According to a recent survey by the Baytree Capital Investment Banking and Advisory group, 91% of high-net-worth respondents anchor their giving strategies in family values, and put their families first when distributing assets.
Yet far fewer had discussed the specifics of the distribution that would make these ideas a reality—including taxes, risks-verses-rewards and whether to gift during life or at death. Developing a well-intentioned giving strategy and understanding the goals of gifting are essential for the wealthy to empower their family and rising generations.
Taxes and timing are always among the key concerns for giving within wealthy families. Survey respondents overwhelmingly want to minimize their estate taxes (86%). Of those worth over $10 million, 42% planned to distribute upon passing and only 27% had a plan to distribute in life, but giving during one's lifetime can be far less expensive than leaving an inheritance at death, when estate taxes are imposed.
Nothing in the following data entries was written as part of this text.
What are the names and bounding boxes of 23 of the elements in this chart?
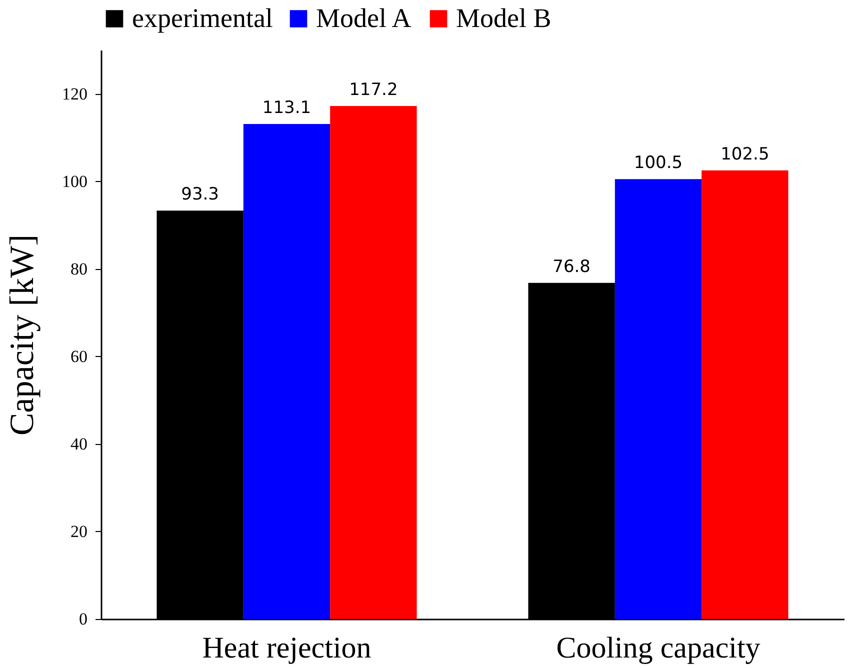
- y-tick-label: 60: [70, 346, 88, 366]
- y-tick-label: 100: [62, 172, 88, 191]
- y-tick-label: 120: [62, 84, 88, 104]
- bar: [243, 124, 330, 619]
- data-label: 93.3: [181, 184, 219, 205]
- data-label: 76.8: [552, 256, 590, 277]
- y-tick-label: 20: [70, 522, 88, 541]
- y-tick-label: 80: [70, 259, 88, 278]
- legend-label: Model B: [456, 2, 552, 33]
- y-tick-label: 40: [70, 434, 88, 454]
- data-label: 100.5: [634, 153, 683, 174]
- legend-label: experimental: [132, 2, 273, 33]
- data-label: 102.5: [720, 144, 770, 164]
- bar: [702, 170, 788, 619]
- x-tick-label: Heat rejection: [202, 632, 372, 664]
- x-tick-label: Cooling capacity: [556, 632, 760, 664]
- data-label: 113.1: [262, 98, 312, 118]
- data-label: 117.2: [349, 80, 398, 100]
- y-axis-title: Capacity [kW]: [4, 234, 41, 436]
- y-tick-label: 0: [79, 610, 88, 628]
- legend-label: Model A: [316, 2, 412, 33]
- bar: [330, 106, 417, 619]
- bar: [614, 179, 702, 619]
Discussing family inheritance can be hard, and many respondents admitted to procrastinating. Some said it was for fear of upsetting family harmony (28%). Others lacked clarity about the intended purpose of their assets (26%). Still others hadn't thought much about it (37%). But communication is an essential part to gifting, and developing a decision-making model can help a gift have a lasting and positive impact. Consider these factors:
1. Make Values Explicit: Recipients will benefit from discussions about the family's history, work-ethic and assets. Awareness of values can lead to better money management.
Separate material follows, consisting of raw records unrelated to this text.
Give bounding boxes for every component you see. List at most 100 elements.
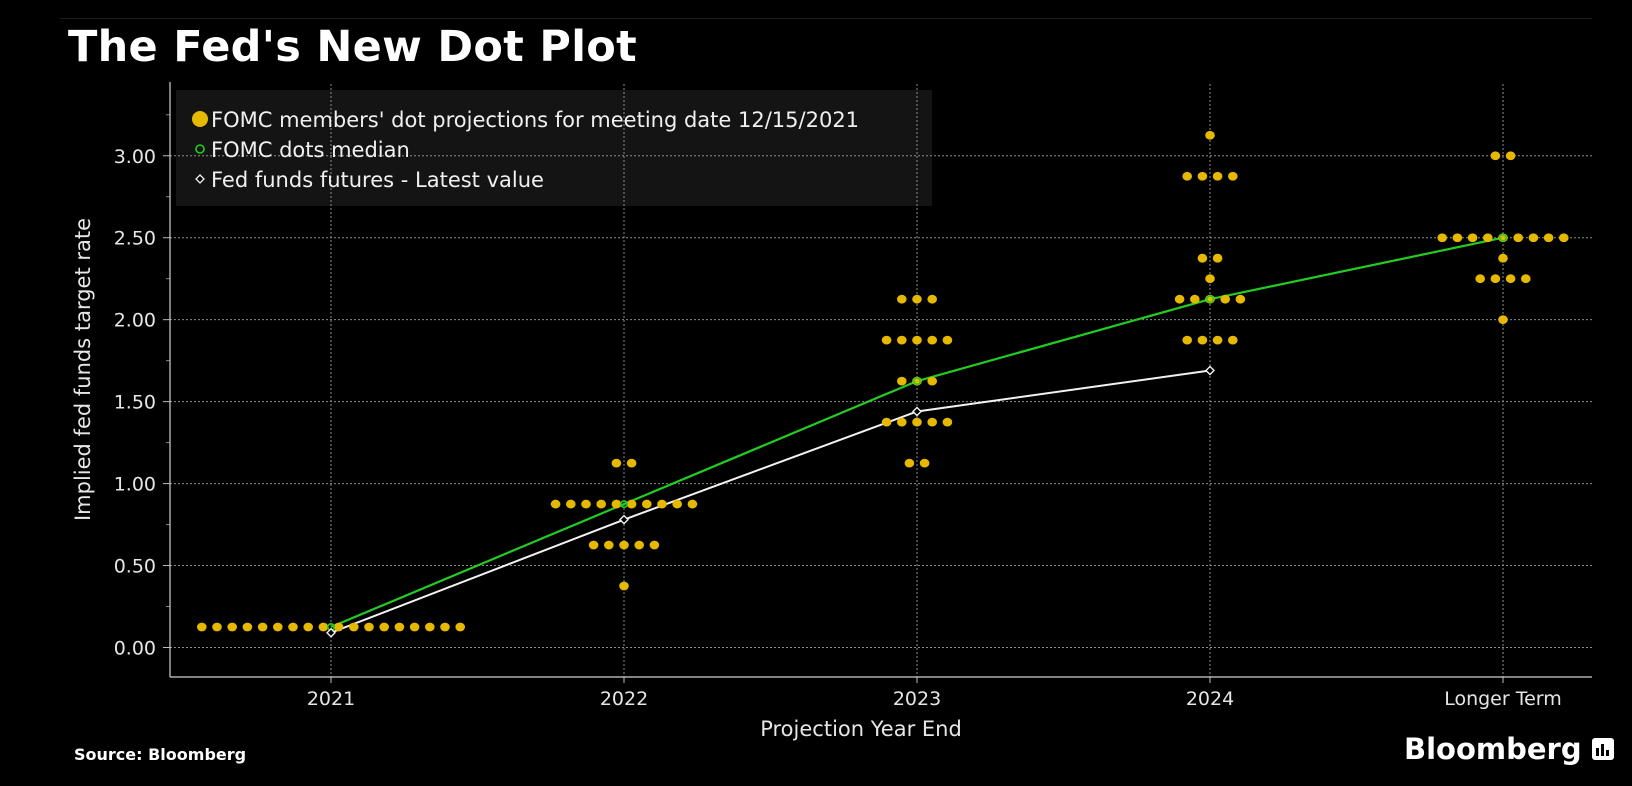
brand-name: Bloomberg	[1404, 732, 1582, 766]
projection-dot	[897, 335, 907, 345]
projection-dot	[897, 417, 907, 427]
projection-dot	[1521, 274, 1531, 284]
futures-marker	[619, 514, 629, 525]
projection-dot	[912, 417, 922, 427]
projection-dot	[1452, 233, 1463, 243]
projection-dot	[379, 622, 390, 632]
median-marker	[619, 500, 628, 509]
projection-dot	[333, 622, 344, 632]
legend-median-marker	[195, 144, 205, 154]
projection-dot	[649, 540, 660, 550]
y-tick-label: 2.00	[114, 310, 156, 332]
projection-dot	[409, 622, 420, 632]
projection-dot	[927, 294, 937, 304]
projection-dot	[687, 499, 698, 509]
projection-dot	[364, 622, 374, 632]
projection-dot	[611, 458, 622, 468]
projection-dot	[1197, 171, 1208, 181]
legend-label-median: FOMC dots median	[211, 138, 410, 162]
projection-dot	[904, 458, 915, 468]
projection-dot	[1498, 253, 1508, 263]
x-axis-title: Projection Year End	[760, 717, 962, 741]
projection-dot	[303, 622, 314, 632]
projection-dot	[1505, 151, 1516, 161]
projection-dot	[1212, 253, 1223, 263]
x-tick-label: Longer Term	[1444, 688, 1562, 710]
projection-dot	[1490, 274, 1501, 284]
y-tick-label: 0.50	[114, 556, 156, 578]
projection-dot	[927, 417, 937, 427]
projection-dot	[318, 622, 329, 632]
projection-dot	[1475, 274, 1485, 284]
projection-dot	[927, 335, 937, 345]
median-marker	[912, 377, 921, 386]
source-note: Source: Bloomberg	[74, 745, 247, 764]
projection-dot	[1182, 335, 1192, 345]
legend-box	[176, 90, 932, 206]
x-tick-label: 2024	[1186, 688, 1234, 710]
projection-dot	[1437, 233, 1447, 243]
projection-dot	[619, 581, 629, 591]
projection-dot	[1228, 171, 1238, 181]
futures-marker	[912, 406, 922, 417]
projection-dot	[394, 622, 405, 632]
projection-dot	[1483, 233, 1493, 243]
projection-dot	[1513, 233, 1523, 243]
projection-dot	[897, 376, 907, 386]
median-marker	[1206, 295, 1215, 304]
legend-dot-marker	[192, 111, 208, 127]
projection-dot	[197, 622, 207, 632]
projection-dot	[440, 622, 450, 632]
projection-dot	[596, 499, 606, 509]
projection-dot	[212, 622, 222, 632]
projection-dot	[642, 499, 652, 509]
projection-dot	[897, 294, 907, 304]
median-marker	[1499, 233, 1508, 242]
projection-dot	[672, 499, 682, 509]
projection-dot	[566, 499, 576, 509]
projection-dot	[1197, 253, 1208, 263]
projection-dot	[425, 622, 435, 632]
projection-dot	[1205, 130, 1215, 140]
projection-dot	[611, 499, 622, 509]
y-tick-label: 0.00	[114, 637, 156, 659]
projection-dot	[619, 540, 629, 550]
legend-label-futures: Fed funds futures - Latest value	[211, 168, 544, 192]
projection-dot	[288, 622, 298, 632]
projection-dot	[1505, 274, 1516, 284]
x-tick-label: 2022	[600, 688, 648, 710]
projection-dot	[1182, 171, 1192, 181]
projection-dot	[912, 294, 922, 304]
projection-dot	[881, 417, 892, 427]
projection-dot	[1490, 151, 1501, 161]
y-tick-label: 1.50	[114, 392, 156, 414]
projection-dot	[881, 335, 892, 345]
projection-dot	[942, 417, 953, 427]
projection-dot	[1174, 294, 1185, 304]
projection-dot	[634, 540, 644, 550]
futures-marker	[1205, 365, 1215, 376]
futures-line	[330, 369, 1211, 634]
projection-dot	[919, 458, 930, 468]
projection-dot	[1543, 233, 1554, 243]
projection-dot	[1212, 171, 1223, 181]
projection-dot	[1228, 335, 1238, 345]
projection-dot	[1559, 233, 1569, 243]
projection-dot	[657, 499, 667, 509]
legend-futures-marker	[195, 174, 205, 184]
projection-dot	[604, 540, 614, 550]
projection-dot	[242, 622, 253, 632]
projection-dot	[1498, 315, 1508, 325]
projection-dot	[227, 622, 237, 632]
chart-title: The Fed's New Dot Plot	[68, 22, 637, 72]
projection-dot	[1190, 294, 1200, 304]
projection-dot	[942, 335, 953, 345]
projection-dot	[1205, 274, 1215, 284]
projection-dot	[550, 499, 561, 509]
projection-dot	[257, 622, 268, 632]
projection-dot	[1528, 233, 1539, 243]
y-tick-label: 1.00	[114, 474, 156, 496]
projection-dot	[273, 622, 283, 632]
2. Determine Recipients' Respect for Wealth: Include the rising generation in family discussions to build both financial literacy and respect for family wealth.
3. Assess Emotional Maturity: A recipient with a record of irresponsible spending may grow more dependent through an inheritance, while an accountable, informed recipient will grow more independent.
4. Define Fairness to Your Family: Every family has a different definition of "fair." A collective understanding about decisions behind distribution can give everyone a better understanding of the process and help avoid future conflicts. For instance, a larger gift might go to an education fund for one recipient and a travel and experience fund for another.
5. Account for Passion and Purpose: Individual discussions with recipients about realistic goals, planning and the future can help determine the level of support. A recipient who follows her passions by pursuing an advanced degree or funding a successful non-profit perhaps needs different support than one without defined purpose.
Understanding the process of gifting can help maintain wealth over generations, open lines of communication and help the rising generation to pursue their passions while maintaining respect for the stewardship of wealth.